Gubernur Jawa Timur Khofifah Indar Parawansa menegaskan bahwa kehadiran fasilitas baru tersebut merupakan komitmen Pemprov Jatim dalam memastikan layanan publik yang lebih efisien, transparan, dan adaptif terhadap kebutuhan masyarakat. Ia meminta seluruh petugas Samsat Bangkalan menjadikan momentum ini sebagai dorongan nyata untuk memperbaiki kualitas pelayanan.
“Peresmian hari ini menjadi pembuka bagi peningkatan pelayanan publik bagi masyarakat pengguna Samsat.
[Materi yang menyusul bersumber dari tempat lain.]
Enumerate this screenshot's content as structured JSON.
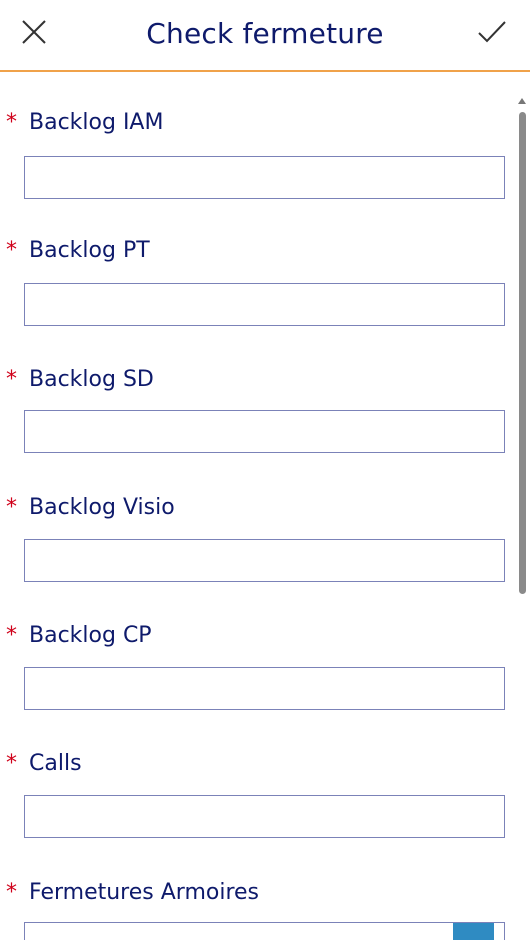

Saya minta seluruh tim Samsat Bangkalan memastikan kantor baru ini menjadi tempat yang memudahkan masyarakat dan membangun transparansi dalam setiap proses layanan,” ujar Khofifah.
Menurutnya, digitalisasi harus menjadi tulang punggung layanan Samsat di seluruh daerah. Pemprov Jatim, kata Khofifah, terus memperluas penggunaan sistem berbasis teknologi seperti Samsat Digital Nasional (SIGNAL) dan e-Channel Samsat Jatim.
Ia juga mendorong Badan Pendapatan Daerah (Bapenda) Jatim untuk menjaga konsistensi sebagai motor Tim Percepatan dan Perluasan Digitalisasi Daerah (TP2DD). “TP2DD Jatim itu yang terbaik. Artinya percepatan digitalisasi di berbagai kabupaten/kota sudah cukup advance. Selain digital, layanan tatap muka juga harus responsif. Jika ada keluhan lewat email, WhatsApp, atau saluran lainnya, tolong quick respon,” tegasnya.
Dalam acara tersebut, Gubernur juga melepas 15 unit mobil Samsat keliling baru yang dirancang untuk memperkuat jangkauan layanan hingga ke daerah terpencil. Ia sekaligus meresmikan Mushala Al Barakah serta menyaksikan penandatanganan perpanjangan perjanjian kerja sama optimalisasi pajak daerah antara Pemprov Jatim dan pemerintah kabupaten/kota se-Jatim.
Kepala Bapenda Jatim Bobby Soemiarsono menambahkan bahwa gedung baru Samsat Bangkalan dilengkapi fasilitas ramah disabilitas dan ruang pertemuan yang bisa dimanfaatkan masyarakat. Pembaruan armada mobil keliling, lanjutnya, menjadi langkah penting agar layanan publik tetap adaptif.
“Mobil-mobil baru ini kami desain lebih mandiri dengan dukungan listrik dan perangkat lengkap di dalamnya. Selain durable, armada ini siap menjangkau masyarakat secara optimal,” kata Bobby.
Peresmian ini diharapkan dapat mempercepat transformasi layanan publik Jatim, sekaligus meningkatkan kesadaran dan kepatuhan wajib pajak di Bangkalan.